Workshop logo

Building Production-Ready Voice Agents with LiveKit

Hands-on workshop for real-time voice AI systems

01

Hours

Semantic Turn Detection

Preventing awkward interruptions

Turn detection decides when the agent should speak and when it should stay quiet. Without it, you get barge-ins. Barge-ins are when the agent starts answering while the human is still mid-sentence. LiveKit ships a multilingual semantic turn detector we can layer on top of voice activity detection.

Why semantic turn detection matters

Voice activity detection (VAD) spots human-patterned audio, but humans pause, restart sentences, and trail off.

Instead, a semantic detector looks at the meaning of your sentences as well.

The most important job of turn detection is to reduce unwanted interruptions, but it also improves accuracy for the STT engine, and has a negligible impact on latency (~20ms).

Adding the turn detector

First, add the turn detector extra to your environment:

uv add "livekit-agents[turn-detector]"

This pulls in the multilingual model we will reference in code.

Modify agent.py

  1. Import the model:
   from livekit.plugins.turn_detector.multilingual import MultilingualModel
  1. Inject it into the session:
   session = AgentSession(
      stt="deepgram/nova-3",
      llm="openai/gpt-4.1-mini",
      tts="cartesia/sonic-2",
      vad=silero.VAD.load(),
      turn_detection=MultilingualModel(),
   )

That’s all you need. The session now emits turn events when the semantic model decides a speaker is finished.

Test the change

Run the console agent again and try these scenarios:

  • Pause halfway through a sentence for ~1 second. The agent should not jump in.
  • Speak a phrase in another language (if you know one!) Turn detection should still behave naturally.
  • Talk over the agent deliberately to test how it recovers from interruptions.

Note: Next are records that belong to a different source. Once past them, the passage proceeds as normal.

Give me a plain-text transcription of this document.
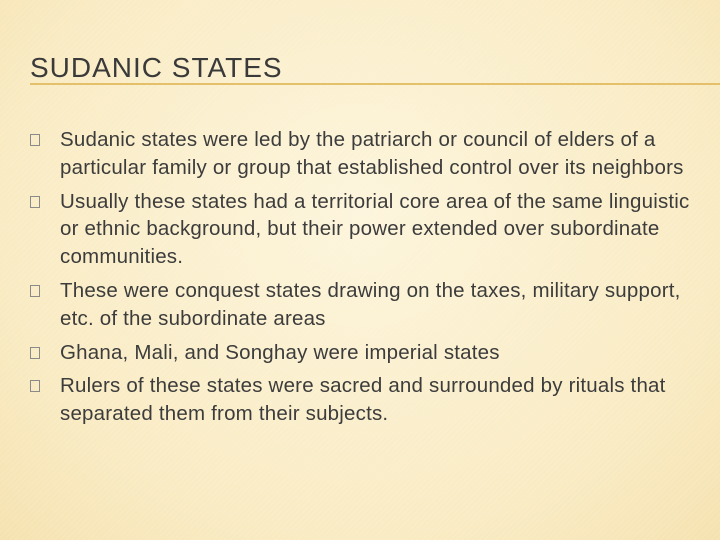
SUDANIC STATES
Sudanic states were led by the patriarch or council of elders of a particular family or group that established control over its neighbors
Usually these states had a territorial core area of the same linguistic or ethnic background, but their power extended over subordinate communities.
These were conquest states drawing on the taxes, military support, etc. of the subordinate areas
Ghana, Mali, and Songhay were imperial states
Rulers of these states were sacred and surrounded by rituals that separated them from their subjects.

This single change dramatically improves conversation quality and prepares the agent for more advanced latency optimizations in later lessons.

Best practices

  • Combine with VAD and noise controls. Using turn detection with noise cancellation and background voice cancellation.
  • Language variability: different languages have different pause patterns—semantic models help normalize.
  • We can coordinate with preemptive generation (Lesson 4) to allow early LLM planning but avoid speaking until a clear end-of-turn!

Ideas for agent evals

  • Rapid-fire short sentences vs a single long sentence with pauses.
  • Background voices (TV, nearby chatter) vs the primary speaker.
  • Code-switching between languages mid-turn.